Opened 14 years ago
Closed 14 years ago
#12 closed defect (fixed)
Use a single encoding in UI API
Reported by: | dmik | Owned by: | |
---|---|---|---|
Priority: | blocker | Milestone: | |
Component: | odin | Version: | |
Severity: | Keywords: | ||
Cc: |
Description
It is known that there are two system encodings in Windows: the ANSI encoding (used all over in the GUI APIs) and the OEM encoding (used for compatibility with DOS applications and in particular in the command line sessions for file and console output). For God knows what reasons, in some locales, these two encodings differ. For example, in .ru, we have cp1251 (windows-1251) for ANSI and IBM-866 for OEM (this is the same as in OS/2 and MS/PC DOS).
I found out that at least one UI function, MessageBox(), expects two encodings at the same time for two its different arguments: the window title bar should be in IBM866 while the message text itself -- in windows-1251. I guess this happened to be like that because message text is drawn by Odin on its own (and hence the ANSI encoding is expected) while the title bar is drawn by the system (using the OS/2 encoding which is the same as OEM). This is completely wrong and needs to be fixed. According to Win32 docs, ANSI should be supplied in both cases.
Attachments (1)
Change History (7)
comment:1 by , 14 years ago
by , 14 years ago
Attachment: | encoding_hell.png added |
---|
comment:2 by , 14 years ago
On the screen shot, you may see that things go crazy now. The window text is fine (proper ANSI), the window title is wrong (misinterpreted as OEM) and the window list entry is correct again (though it's the same string as the tilte). I bet they use a direct WinSwitchEntry API call to set the window list entry and perform a different code page conversion policy in there.

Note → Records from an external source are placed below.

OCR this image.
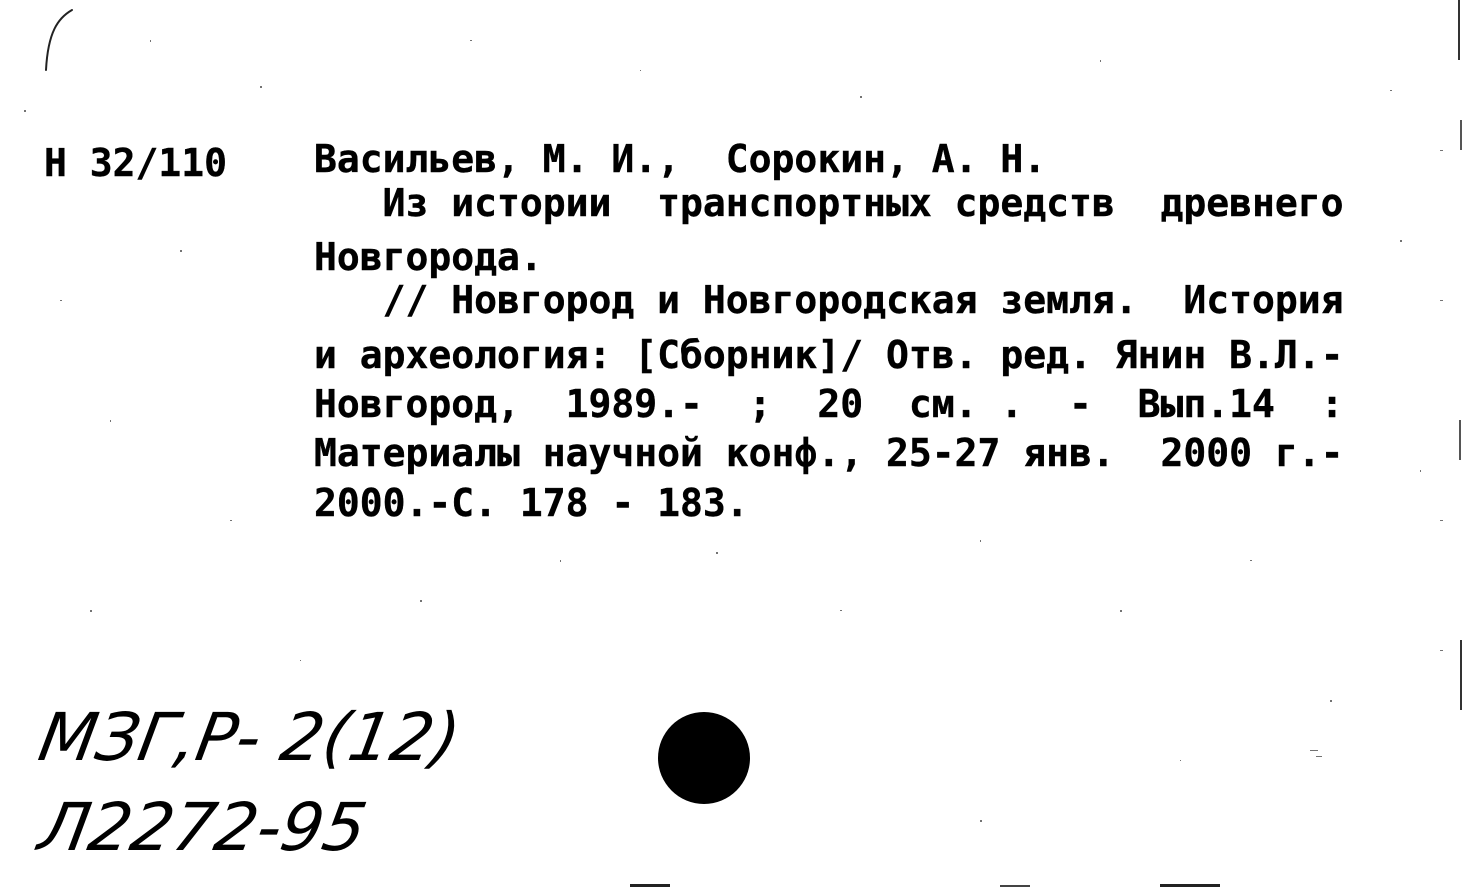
Н 32/110 Васильев, М. И.,  Сорокин, А. Н.
Из истории  транспортных средств  древнего
Новгорода.
// Новгород и Новгородская земля.  История
и археология: [Сборник]/ Отв. ред. Янин В.Л.-
Новгород,  1989.-  ;  20  см. .  -  Вып.14  :
Материалы научной конф., 25-27 янв.  2000 г.-
2000.-С. 178 - 183.
МЗГ,Р- 2(12)
Л2272-95
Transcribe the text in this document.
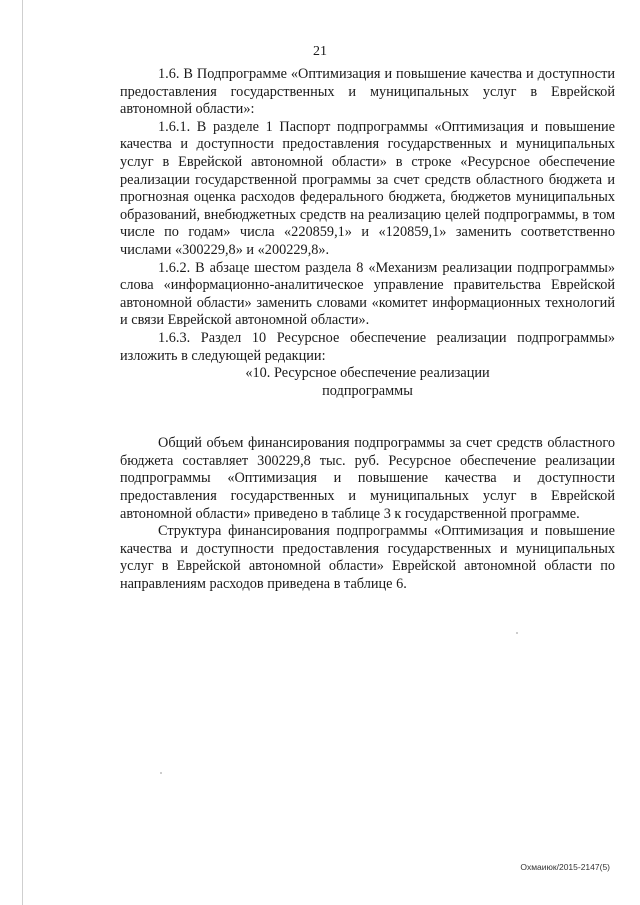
21

1.6. В Подпрограмме «Оптимизация и повышение качества и доступности предоставления государственных и муниципальных услуг в Еврейской автономной области»:

1.6.1. В разделе 1 Паспорт подпрограммы «Оптимизация и повышение качества и доступности предоставления государственных и муниципальных услуг в Еврейской автономной области» в строке «Ресурсное обеспечение реализации государственной программы за счет средств областного бюджета и прогнозная оценка расходов федерального бюджета, бюджетов муниципальных образований, внебюджетных средств на реализацию целей подпрограммы, в том числе по годам» числа «220859,1» и «120859,1» заменить соответственно числами «300229,8» и «200229,8».

1.6.2. В абзаце шестом раздела 8 «Механизм реализации подпрограммы» слова «информационно-аналитическое управление правительства Еврейской автономной области» заменить словами «комитет информационных технологий и связи Еврейской автономной области».

1.6.3. Раздел 10 Ресурсное обеспечение реализации подпрограммы» изложить в следующей редакции:

«10. Ресурсное обеспечение реализации

подпрограммы

Общий объем финансирования подпрограммы за счет средств областного бюджета составляет 300229,8 тыс. руб. Ресурсное обеспечение реализации подпрограммы «Оптимизация и повышение качества и доступности предоставления государственных и муниципальных услуг в Еврейской автономной области» приведено в таблице 3 к государственной программе.

Структура финансирования подпрограммы «Оптимизация и повышение качества и доступности предоставления государственных и муниципальных услуг в Еврейской автономной области» Еврейской автономной области по направлениям расходов приведена в таблице 6.

Охмаиюк/2015-2147(5)
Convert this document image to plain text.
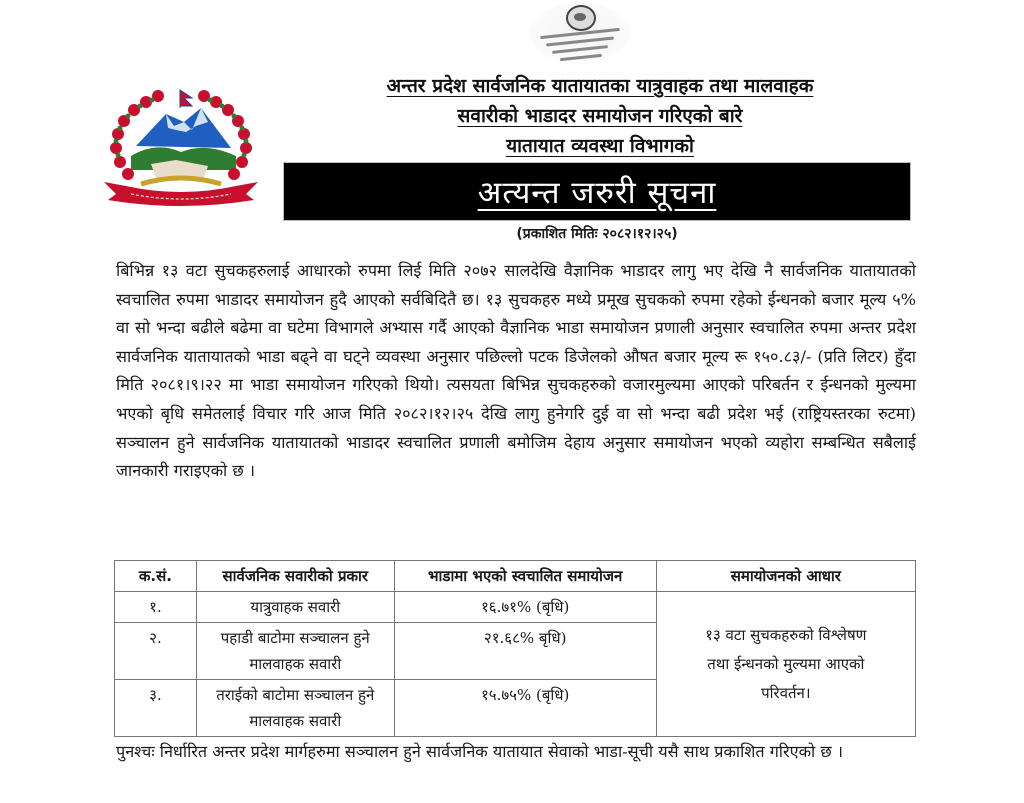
अन्तर प्रदेश सार्वजनिक यातायातका यात्रुवाहक तथा मालवाहक
सवारीको भाडादर समायोजन गरिएको बारे
यातायात व्यवस्था विभागको
अत्यन्त जरुरी सूचना
(प्रकाशित मितिः २०८२।१२।२५)
बिभिन्न १३ वटा सुचकहरुलाई आधारको रुपमा लिई मिति २०७२ सालदेखि वैज्ञानिक भाडादर लागु भए देखि नै सार्वजनिक यातायातको स्वचालित रुपमा भाडादर समायोजन हुदै आएको सर्वबिदितै छ। १३ सुचकहरु मध्ये प्रमूख सुचकको रुपमा रहेको ईन्धनको बजार मूल्य ५% वा सो भन्दा बढीले बढेमा वा घटेमा विभागले अभ्यास गर्दै आएको वैज्ञानिक भाडा समायोजन प्रणाली अनुसार स्वचालित रुपमा अन्तर प्रदेश सार्वजनिक यातायातको भाडा बढ्ने वा घट्ने व्यवस्था अनुसार पछिल्लो पटक डिजेलको औषत बजार मूल्य रू १५०.८३/- (प्रति लिटर) हुँदा मिति २०८१।९।२२ मा भाडा समायोजन गरिएको थियो। त्यसयता बिभिन्न सुचकहरुको वजारमुल्यमा आएको परिबर्तन र ईन्धनको मुल्यमा भएको बृधि समेतलाई विचार गरि आज मिति २०८२।१२।२५ देखि लागु हुनेगरि दुई वा सो भन्दा बढी प्रदेश भई (राष्ट्रियस्तरका रुटमा) सञ्चालन हुने सार्वजनिक यातायातको भाडादर स्वचालित प्रणाली बमोजिम देहाय अनुसार समायोजन भएको व्यहोरा सम्बन्धित सबैलाई जानकारी गराइएको छ ।
क.सं.	सार्वजनिक सवारीको प्रकार	भाडामा भएको स्वचालित समायोजन	समायोजनको आधार
१.	यात्रुवाहक सवारी	१६.७१% (बृधि)	१३ वटा सुचकहरुको विश्लेषण तथा ईन्धनको मुल्यमा आएको परिवर्तन।

२.	पहाडी बाटोमा सञ्चालन हुने मालवाहक सवारी	२१.६८% बृधि)	
३.	तराईको बाटोमा सञ्चालन हुने मालवाहक सवारी	१५.७५% (बृधि)	
पुनश्चः निर्धारित अन्तर प्रदेश मार्गहरुमा सञ्चालन हुने सार्वजनिक यातायात सेवाको भाडा-सूची यसै साथ प्रकाशित गरिएको छ ।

comment:4 by , 14 years ago
In r21462, I also fixed CreateProcess() that had the same issue. Note that for consistency, all OSLib*() helpers in Odin expect strings to be in ANSI as well (they will internally convert them to OEM).
comment:5 by , 14 years ago
Hmm, actually it is not correct to interpret strings as ANSI in the involved OSLib* calls because all other OSLib* calls seem to interpret them as OEM (e.g. pass them directly to the OS/2 APIs) and changing it would be a whole lot of work. Canceled these changes (only in the part related to OSLib*, the rest of the changes is still valid) and replaced with a different solution.
comment:6 by , 14 years ago
Resolution: | → fixed |
---|---|
Status: | new → closed |
In r21464, I solved issue 3 by providing special versions of argc and argv, called __argcA and __argvA, which are exported from KERNEL32.DLL (and available at the source level if you include windows.h). These variables represent the command line arguments in the ANSI encoding (as opposed to argc and argv which are always in OEM from the Windows point of view).
Note that these variables are valid only after WinMain() is entered and must not be used if WinMain() is not used. The common technique to implement the windows behavior for Win32 applications that don't parse the lpCommandLine parameter of WinMain() but rather use the standard argc and argv variables is as follows:
#include <windows.h> #ifndef _MSC_VER #include <odinlx.h> int _main(int argc, char **argv); int WIN32API WinMain(HANDLE hInstance, HANDLE hPrevInstance, LPSTR lpCmdLine, int nCmdShow) { return _main(__argcA, __argvA); } int main(int argc, char **argv) { EnableSEH(); RegisterLxExe(WinMain, NULL); } #else #define _main main #endif int _main(int argc, char **argv) { // do something with argv which is already in ANSI here }
This basically corresponds to the RegisterLxExe() usage pattern anyway; the only difference is using these __argcA and __argvA in WinMain() instead of real argc and argv.
Note that __argcA is in fact the same value as argc (the number of arguments doesn't change after the codepage conversion), it is there just for clarity.
This pattern may be also found in the testapp/encodings test case. Now, the functionality of this test case on both the native Windows machine and on OS/2 under Odin is the same so I consider this ticket as done.
A clarification is needed regarding the ANSI/OEM stuff. There are in fact several issues:
The ideal solution that would resolve 3. (the ANSI/OEM mismatch) would be to make the ANSI encoding equal to the OS/2 system encoding in Odin (e.g. IBM866 for .ru). However this will break binary compatibility with proprietary Windows applications (such as Flash and Opera) which expect that ANSI is in Windows terms (e.g. windows-1251 for .ru).
I will research more.